Colombia court says 5,733 people killed, missing in campaign against left-wing party

Lit candles are seen in front of coffins containing human remains during a ceremony in Medellin, Colombia February 26, 2016. REUTERS/Fredy Builes/File Photo

Some 5,733 people were killed or disappeared in Colombia as part of a campaign against the left-wing Patriotic Union (UP) party between 1984 and 2016, acts linked to paramilitaries with military backing, the country’s transitional justice tribunal said on Friday.

According to the Special Jurisdiction for Peace (JEP), some 4,616 of the victims were murdered, while 1,117 were forcibly disappeared over the more than three-decade period.

Not all of those affected were connected to the UP, the JEP said, adding that 538 of those killed or disappeared in acts carried out against the group were not UP members.

The UP was the first attempt by the now demobilized guerrilla group the Revolutionary Armed Forces of Colombia (FARC) at forming a political party.

The attacks were often carried out by right-wing paramilitary gunmen, although there was also evidence of involvement of state agents, the JEP said in a statement.

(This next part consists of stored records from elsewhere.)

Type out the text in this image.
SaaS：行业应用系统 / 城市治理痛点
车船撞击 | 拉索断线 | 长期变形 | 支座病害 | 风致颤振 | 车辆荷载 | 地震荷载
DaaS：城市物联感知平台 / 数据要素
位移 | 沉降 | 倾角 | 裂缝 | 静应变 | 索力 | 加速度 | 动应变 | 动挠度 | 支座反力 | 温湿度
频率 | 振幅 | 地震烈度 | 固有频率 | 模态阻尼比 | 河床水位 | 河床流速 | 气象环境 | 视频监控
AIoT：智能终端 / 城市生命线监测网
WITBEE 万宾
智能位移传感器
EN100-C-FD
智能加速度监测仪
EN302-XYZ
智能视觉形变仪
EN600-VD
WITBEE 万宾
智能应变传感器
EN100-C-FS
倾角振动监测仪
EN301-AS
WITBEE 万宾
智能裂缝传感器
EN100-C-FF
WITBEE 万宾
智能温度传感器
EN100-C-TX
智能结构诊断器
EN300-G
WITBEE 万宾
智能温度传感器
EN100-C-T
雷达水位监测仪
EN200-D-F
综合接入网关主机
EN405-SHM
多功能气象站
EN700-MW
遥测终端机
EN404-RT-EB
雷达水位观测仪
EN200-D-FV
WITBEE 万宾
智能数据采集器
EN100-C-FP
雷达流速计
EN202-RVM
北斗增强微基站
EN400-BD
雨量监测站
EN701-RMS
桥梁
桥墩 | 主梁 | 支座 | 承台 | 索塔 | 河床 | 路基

The court identified evidence of “the participation of state agents belonging to the civil and military intelligence agencies, in collusion with paramilitary groups and organized hitmen that carried out crimes against the UP,” the JEP said.

The investigation was commended by advocacy group Human Rights Watch (HRW), which called for justice for victims.

“This large case from the JEP should help guarantee justice for the victims and make clear the links between paramilitaries and agents of the Colombian state who have enjoyed impunity for decades,” Juan Pappier, HRW’s senior investigator for the Americas, told Reuters.

The JEP was created under a 2016 peace deal between FARC rebels and the government and is meant to try former combatants, doling out alternative punishments in exchange for full disclosure.

The JEP earlier found at least 6,402 people were victims of the so-called false positive killings between 2002 and 2008, when soldiers murdered civilians and recorded them as guerrillas killed in combat in order to earn promotions and other rewards.